Few who actually become conscripts get meaningful jobs. Many have to find ways to amuse themselves, as the army tells them to do little more than sit still and do nothing.
The army would be cheaper and leaner without them.
The Bundeswehr was created to protect German soil from Russian invasion. Even now, it is very ineffective at operating outside Germany’s borders. Out of its 252,000 troops, only 7,000 to 8,000 can be sent on missions abroad.
Guttenberg’s plan aims to dramatically increase that number.
Under his plan, conscription would be suspended in 2011. The German government’s power to draft conscripts would still be enshrined in its Basic Law (a sort of constitution), so the government could rapidly expand the army in the future, if necessary.

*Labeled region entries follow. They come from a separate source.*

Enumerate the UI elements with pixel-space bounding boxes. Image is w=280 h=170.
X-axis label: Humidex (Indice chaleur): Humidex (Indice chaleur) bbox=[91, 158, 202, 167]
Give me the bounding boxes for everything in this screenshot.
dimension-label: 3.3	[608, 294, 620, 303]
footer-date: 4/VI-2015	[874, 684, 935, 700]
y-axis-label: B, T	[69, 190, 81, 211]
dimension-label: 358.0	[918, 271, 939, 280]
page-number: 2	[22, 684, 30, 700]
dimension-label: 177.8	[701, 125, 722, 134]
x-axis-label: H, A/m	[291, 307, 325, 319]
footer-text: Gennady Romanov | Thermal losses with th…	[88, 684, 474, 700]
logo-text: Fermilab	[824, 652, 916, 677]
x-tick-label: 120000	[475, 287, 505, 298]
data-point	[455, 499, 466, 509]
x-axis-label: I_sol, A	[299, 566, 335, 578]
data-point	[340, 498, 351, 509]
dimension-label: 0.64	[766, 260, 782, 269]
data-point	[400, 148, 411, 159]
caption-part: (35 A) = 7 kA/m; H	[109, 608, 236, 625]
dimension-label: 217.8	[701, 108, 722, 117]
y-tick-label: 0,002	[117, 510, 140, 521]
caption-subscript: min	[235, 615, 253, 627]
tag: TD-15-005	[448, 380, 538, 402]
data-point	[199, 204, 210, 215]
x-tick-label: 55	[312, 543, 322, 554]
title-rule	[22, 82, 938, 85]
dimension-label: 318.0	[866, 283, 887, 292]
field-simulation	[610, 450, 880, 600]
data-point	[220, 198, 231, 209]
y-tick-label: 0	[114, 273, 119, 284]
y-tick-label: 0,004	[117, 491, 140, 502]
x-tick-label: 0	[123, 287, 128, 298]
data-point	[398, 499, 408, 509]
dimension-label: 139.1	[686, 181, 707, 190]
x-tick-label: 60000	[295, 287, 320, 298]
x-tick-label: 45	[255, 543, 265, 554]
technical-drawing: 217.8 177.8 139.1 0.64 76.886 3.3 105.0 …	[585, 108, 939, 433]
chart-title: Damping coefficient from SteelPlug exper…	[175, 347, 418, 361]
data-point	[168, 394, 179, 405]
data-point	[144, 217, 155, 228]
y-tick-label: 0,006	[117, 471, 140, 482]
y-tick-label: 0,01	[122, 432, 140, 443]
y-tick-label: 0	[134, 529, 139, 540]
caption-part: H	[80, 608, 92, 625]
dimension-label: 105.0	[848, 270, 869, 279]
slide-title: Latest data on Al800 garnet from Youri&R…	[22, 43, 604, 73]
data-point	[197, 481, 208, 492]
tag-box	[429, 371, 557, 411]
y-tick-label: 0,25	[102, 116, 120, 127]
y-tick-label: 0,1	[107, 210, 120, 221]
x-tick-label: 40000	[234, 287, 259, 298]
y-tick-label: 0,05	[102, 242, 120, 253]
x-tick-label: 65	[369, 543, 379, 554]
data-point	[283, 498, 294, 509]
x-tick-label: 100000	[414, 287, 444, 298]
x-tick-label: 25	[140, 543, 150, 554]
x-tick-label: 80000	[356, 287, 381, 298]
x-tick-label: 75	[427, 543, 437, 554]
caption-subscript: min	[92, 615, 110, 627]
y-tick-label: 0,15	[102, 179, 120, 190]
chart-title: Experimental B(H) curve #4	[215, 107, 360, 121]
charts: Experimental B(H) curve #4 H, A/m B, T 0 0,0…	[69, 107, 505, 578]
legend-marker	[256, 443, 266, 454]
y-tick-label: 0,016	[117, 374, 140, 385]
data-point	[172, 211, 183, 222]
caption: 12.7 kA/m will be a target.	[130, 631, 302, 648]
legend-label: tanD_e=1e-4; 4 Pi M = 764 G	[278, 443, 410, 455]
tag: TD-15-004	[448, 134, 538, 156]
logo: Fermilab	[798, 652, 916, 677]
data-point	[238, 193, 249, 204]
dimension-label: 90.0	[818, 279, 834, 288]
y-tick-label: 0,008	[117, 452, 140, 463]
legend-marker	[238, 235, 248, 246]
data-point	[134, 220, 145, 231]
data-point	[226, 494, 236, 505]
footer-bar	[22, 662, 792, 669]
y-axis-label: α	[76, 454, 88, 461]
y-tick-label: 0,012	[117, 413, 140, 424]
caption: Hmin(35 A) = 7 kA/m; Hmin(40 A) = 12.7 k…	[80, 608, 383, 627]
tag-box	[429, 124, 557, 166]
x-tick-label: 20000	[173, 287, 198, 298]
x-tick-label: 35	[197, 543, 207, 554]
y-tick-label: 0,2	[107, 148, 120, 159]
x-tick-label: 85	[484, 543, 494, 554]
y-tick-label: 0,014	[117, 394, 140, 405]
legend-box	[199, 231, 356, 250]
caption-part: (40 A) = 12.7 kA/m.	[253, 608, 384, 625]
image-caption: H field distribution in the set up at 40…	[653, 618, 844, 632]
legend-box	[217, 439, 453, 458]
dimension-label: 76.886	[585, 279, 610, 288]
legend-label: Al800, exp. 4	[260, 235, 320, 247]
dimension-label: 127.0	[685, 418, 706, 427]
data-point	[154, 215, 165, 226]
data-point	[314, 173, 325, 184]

Instead, Germany will have “voluntary conscripts.” Men and women will be able to sign up for 12 to 23 months of voluntary service in the army. The government would offer fringe benefits for this, and the army would be able to recruit professional soldiers from their ranks.
Guttenberg wants to have 7,500 volunteers and 156,000 professional soldiers, making a total of 163,500 soldiers.
The result of these changes could be dramatic. Journalist Christian Thiel, writing on the website of the German tv news service Tagesschau, says: “This is not a reform, but in reality a revolution, planned by the defense minister.”
Currently, he writes, the army is “groaning under the burden of bureaucracy and duplication and military decisions that are more about economic support than military sense.”
“Karl-Theodor zu Guttenberg (csu) wants to make the homeland defense an army of intervention,” he says. Guttenberg still faces stiff opposition, however, with Angela Merkel’s Christian Democratic Union (cdu) being historically pro-conscription. “We have very few financial resources, but we need to anchor the Bundeswehr in society more firmly,” said the cdu’s Roland Koch, outgoing prime minister of Hesse.
Clearly, if the German army is going to have any success, it needs reform. By bringing about that reform, Guttenberg is not cutting the strength of the German army. He may be trimming the fat, but he is building the foundation of a much stronger, more efficient German fighting machine.